The economy has stagnated over the past decade because of a lack of natural resources and foreign investment.
The Jewish community numbers about 20,000, down from more than 80,000 a decade ago, due to massive immigration to Israel and other countries.
The community operates an array of educational, religious, cultural and welfare institutions. Yet some Jewish activists argue that the community keeps a low profile.
“Jews don’t want to get involved in politics here,” said Robert Zapadinsky, one of the pioneers of the post-Soviet Jewish revival in Moldova, who now is publisher of the country’s largest independent Russian-language weekly.
The strong show of state support during the pogrom’s commemoration was quite unusual for Moldova. Some feel this was done to win political and business support from Jews who are important members of the business community.
One Jewish business leader told JTA that Jews control as much as one-third of Moldova’s economy.

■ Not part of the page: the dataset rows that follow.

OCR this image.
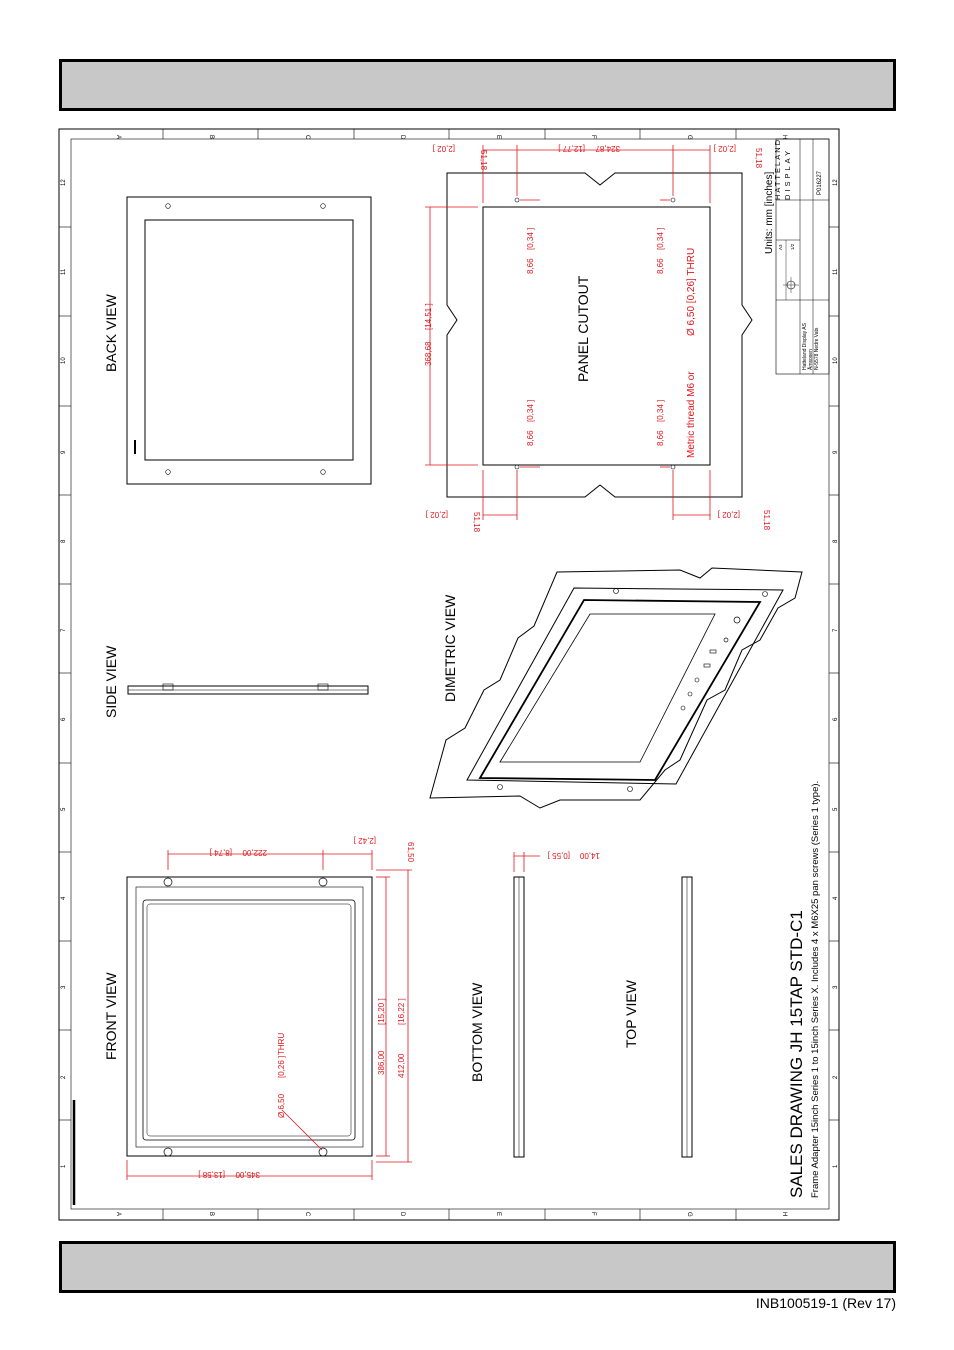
A	B	C	D	E	F	G	H
A	B	C	D	E	F	G	H
1
2
3
4
5
6
7
8
9
10
11
12
1
2
3
4
5
6
7
8
9
10
11
12
BACK VIEW
SIDE VIEW
FRONT VIEW
345,00
[13,58 ]
222,00
[8,74 ]	61,50
[2,42 ]
386,00
[15,20 ]
412,00
[16,22 ]
Ø 6,50
[0,26 ]
THRU	BOTTOM VIEW
14,00
[0,55 ]
TOP VIEW
DIMETRIC VIEW
PANEL CUTOUT
324,87
[12,77 ]
51,18
[2,02 ]	51,18
[2,02 ]
51,18
[2,02 ]	51,18
[2,02 ]
368,68
[14,51 ]
8,66
[0,34 ]
8,66
[0,34 ]
8,66
[0,34 ]
8,66
[0,34 ]
Ø 6,50 [0,26] THRU
Metric thread M6 or
SALES DRAWING JH 15TAP STD-C1 Frame Adapter 15inch Series 1 to 15inch Series X. Includes 4 x M6X25 pan screws (Series 1 type).
HATTELAND DISPLAY
Hatteland Display AS Åmsosen N-5578 Nedre Vats
P016227
1/2
A3
Units: mm [inches]
INB100519-1 (Rev 17)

Among the places of interest to visiting Jews, locals list some Jewish-owned businesses that are operated by former Moldovans who now live in Israel. Among these are a grand shopping mall called Eilat and a bar called Carmel.
Zapadinsky, who is one of Voronin’s most outspoken critics, said authorities need to prove they understand what it means to fight anti-Semitism and increase tolerance.
“When there is real anti-Semitism today — such as cemetery vandalism — these occurrences are being routinely blamed on hooligans,” he said. “No one ever explains why these hooligans never touch Christian cemeteries.”